Lisboa - Angola não está imune à crise económica internacional, mas o setor bancário continua a crescer em todas as áreas, e a apresentar “inúmeras oportunidades de crescimento e Desenvolvimento”, afirmam a “Análise ao Sector Bancário Angolano” apresentado pela consultora KMPG.

Fonte: NJ

“O comportamento das Instituições Financeiras manteve a sua tendência de crescimento em praticamente todas as rubricas de análise (nomeadamente ao nível dos Activos, Crédito, Depósitos e Resultados), não obstante o abrandamento do ritmo”, refere o estudo recentemente publicado.

“Nesta base, o sector continua a apresentar inúmeras oportunidades de crescimento e desenvolvimento, como é exemplo a baixa taxa de penetração de serviços Bancários (taxa de“bancarização” de 22%), apresentada pelo BNA já em Agosto de 2012”, adiantam os analistas da KPMG.

A dinâmica do setor, consideram, dependerá também da incorporação nas suas actividades, das melhores práticas internacionais de modo a aproximar-se de comportamentos exemplo e criar mais valor. O Banco Nacional de Angola (BNA) continua a assumir e reforçar o seu papel-chave nesta mudança.
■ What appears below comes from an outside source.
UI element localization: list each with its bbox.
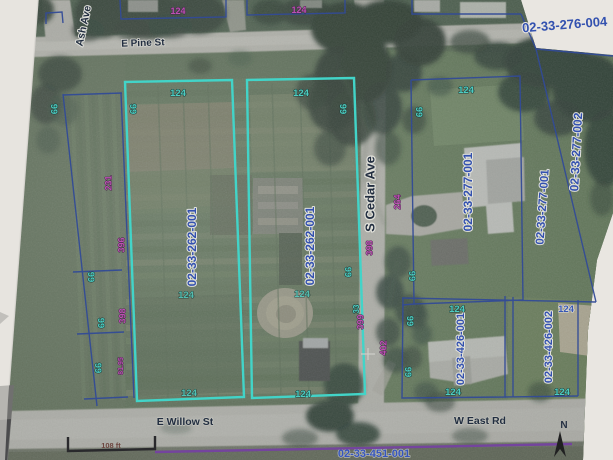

Tem-se regido pelo esforço de aproximação às práticas internacionais sabendo que os níveis de exigência a que obriga as instituições bancárias, “se traduzem num processo de implementação e ajustamento graduais nas diversas Instituições supervisionadas”.
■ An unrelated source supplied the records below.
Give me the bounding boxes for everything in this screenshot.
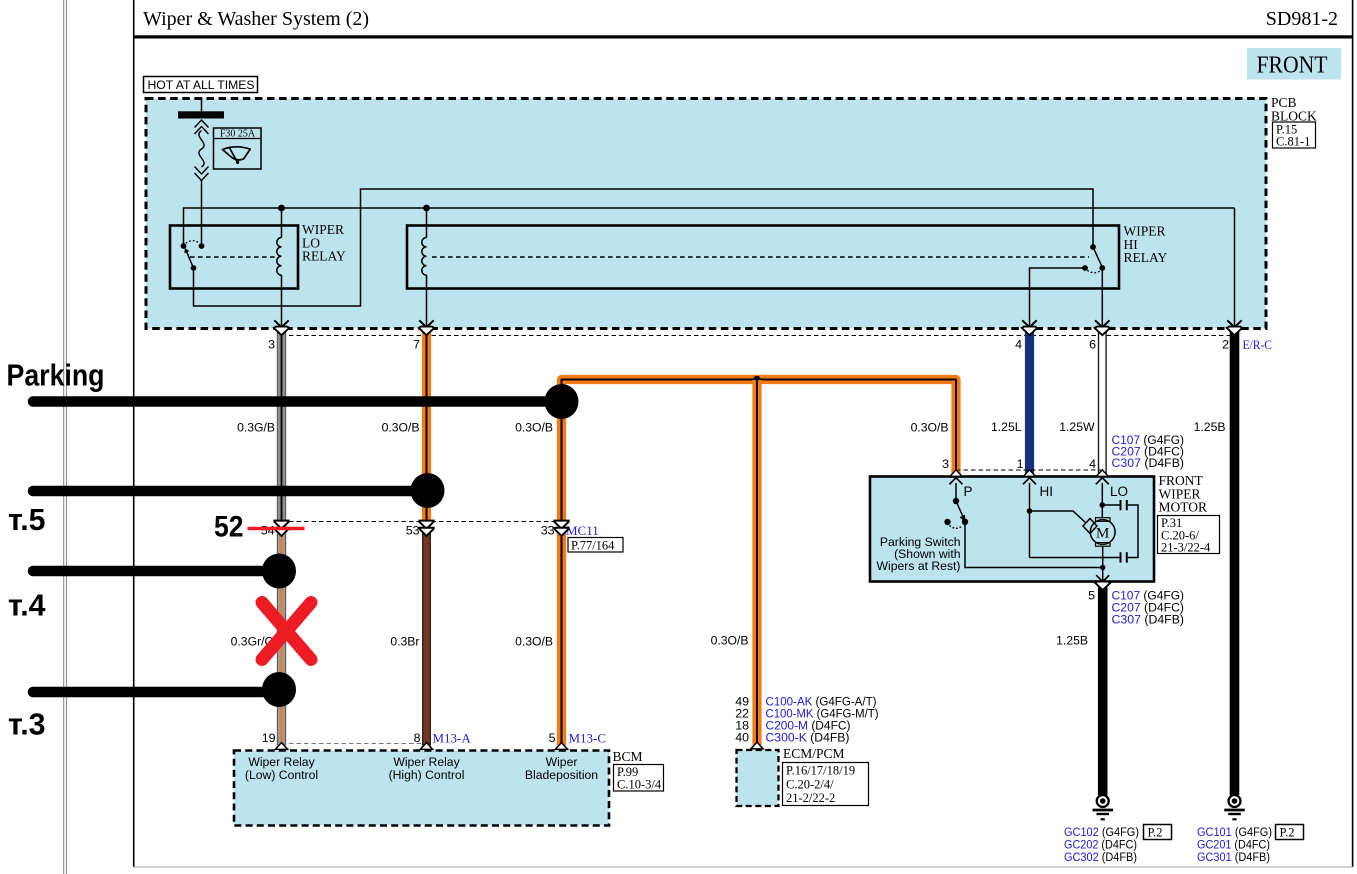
svg-text:HOT AT ALL TIMES: HOT AT ALL TIMES xyxy=(148,78,255,92)
svg-text:Wiper Relay: Wiper Relay xyxy=(393,755,460,769)
svg-text:0.3Br: 0.3Br xyxy=(390,635,419,649)
svg-text:P: P xyxy=(964,484,973,499)
svg-text:RELAY: RELAY xyxy=(1124,250,1168,265)
svg-text:M: M xyxy=(1096,526,1109,542)
svg-text:1.25W: 1.25W xyxy=(1059,420,1095,434)
svg-text:BCM: BCM xyxy=(613,749,643,764)
svg-text:4: 4 xyxy=(1015,338,1022,352)
svg-text:C.81-1: C.81-1 xyxy=(1276,135,1310,149)
svg-text:Bladeposition: Bladeposition xyxy=(525,768,598,782)
svg-text:0.3G/B: 0.3G/B xyxy=(237,421,275,435)
svg-text:C307 (D4FB): C307 (D4FB) xyxy=(1112,613,1185,627)
svg-text:33: 33 xyxy=(541,524,555,538)
svg-text:Wiper: Wiper xyxy=(546,755,578,769)
svg-text:M13-C: M13-C xyxy=(569,731,607,746)
svg-text:BLOCK: BLOCK xyxy=(1271,109,1317,124)
svg-text:8: 8 xyxy=(414,731,421,745)
svg-text:Wiper & Washer System (2): Wiper & Washer System (2) xyxy=(143,8,369,30)
svg-text:C.10-3/4: C.10-3/4 xyxy=(617,778,662,792)
svg-text:E/R-C: E/R-C xyxy=(1243,337,1273,352)
svg-text:7: 7 xyxy=(413,338,420,352)
svg-text:3: 3 xyxy=(942,457,949,471)
svg-text:1.25B: 1.25B xyxy=(1056,634,1088,648)
svg-text:C.20-2/4/: C.20-2/4/ xyxy=(786,778,834,792)
svg-text:1: 1 xyxy=(1017,457,1024,471)
svg-text:1.25B: 1.25B xyxy=(1194,420,1226,434)
svg-text:P.2: P.2 xyxy=(1148,826,1163,840)
svg-text:FRONT: FRONT xyxy=(1257,52,1328,79)
svg-text:40: 40 xyxy=(735,731,749,745)
svg-text:LO: LO xyxy=(1110,484,1128,499)
svg-text:P.77/164: P.77/164 xyxy=(571,539,615,553)
svg-text:M13-A: M13-A xyxy=(433,731,472,746)
svg-text:MOTOR: MOTOR xyxy=(1159,500,1208,515)
svg-text:ECM/PCM: ECM/PCM xyxy=(783,746,845,761)
svg-text:(High) Control: (High) Control xyxy=(389,768,465,782)
svg-text:Wiper Relay: Wiper Relay xyxy=(248,755,315,769)
svg-text:5: 5 xyxy=(1088,589,1095,603)
svg-text:19: 19 xyxy=(262,731,276,745)
svg-text:0.3O/B: 0.3O/B xyxy=(515,635,553,649)
svg-text:21-2/22-2: 21-2/22-2 xyxy=(786,791,835,805)
svg-text:6: 6 xyxy=(1089,338,1096,352)
svg-text:MC11: MC11 xyxy=(566,523,599,538)
svg-text:0.3O/B: 0.3O/B xyxy=(711,634,749,648)
svg-text:Wipers at Rest): Wipers at Rest) xyxy=(877,559,961,573)
svg-text:SD981-2: SD981-2 xyxy=(1266,8,1338,30)
svg-text:F30 25A: F30 25A xyxy=(220,129,256,140)
svg-text:GC302 (D4FB): GC302 (D4FB) xyxy=(1064,850,1137,864)
svg-text:3: 3 xyxy=(268,338,275,352)
svg-text:0.3O/B: 0.3O/B xyxy=(911,421,949,435)
svg-text:т.4: т.4 xyxy=(8,588,46,623)
svg-text:53: 53 xyxy=(406,524,420,538)
svg-text:GC301 (D4FB): GC301 (D4FB) xyxy=(1197,850,1270,864)
svg-text:1.25L: 1.25L xyxy=(991,420,1022,434)
svg-text:RELAY: RELAY xyxy=(302,249,346,264)
svg-text:Parking: Parking xyxy=(7,358,105,393)
svg-text:21-3/22-4: 21-3/22-4 xyxy=(1161,541,1211,555)
svg-text:4: 4 xyxy=(1089,457,1096,471)
svg-text:HI: HI xyxy=(1040,484,1054,499)
svg-text:(Low) Control: (Low) Control xyxy=(245,768,318,782)
svg-text:P.16/17/18/19: P.16/17/18/19 xyxy=(786,764,855,778)
svg-text:5: 5 xyxy=(549,731,556,745)
svg-text:C307 (D4FB): C307 (D4FB) xyxy=(1112,456,1185,470)
svg-text:т.3: т.3 xyxy=(8,707,46,742)
svg-text:2: 2 xyxy=(1222,338,1229,352)
svg-text:C300-K (D4FB): C300-K (D4FB) xyxy=(766,731,850,745)
svg-text:52: 52 xyxy=(214,511,244,544)
svg-text:0.3O/B: 0.3O/B xyxy=(382,421,420,435)
svg-text:P.2: P.2 xyxy=(1280,826,1295,840)
svg-text:54: 54 xyxy=(261,524,275,538)
svg-text:0.3O/B: 0.3O/B xyxy=(515,421,553,435)
svg-text:т.5: т.5 xyxy=(8,502,46,537)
A consultora KMPG elencou uma sério de desafios sobre os quais pretende partilhar o seu conhecimento. É prioritário adoptar uma actuação orientada ao cliente, apostando para isso num esforço de fidelização, retenção e angariação de clientes. Outros conceitos considerados nos desafios para o sector são o “corporate governance”, a eficiência no negócio bancário, a gestão de risco de crédito, lei cambial, reforma tributária, mercado de capitais e a continuidade do negócio, entre outros.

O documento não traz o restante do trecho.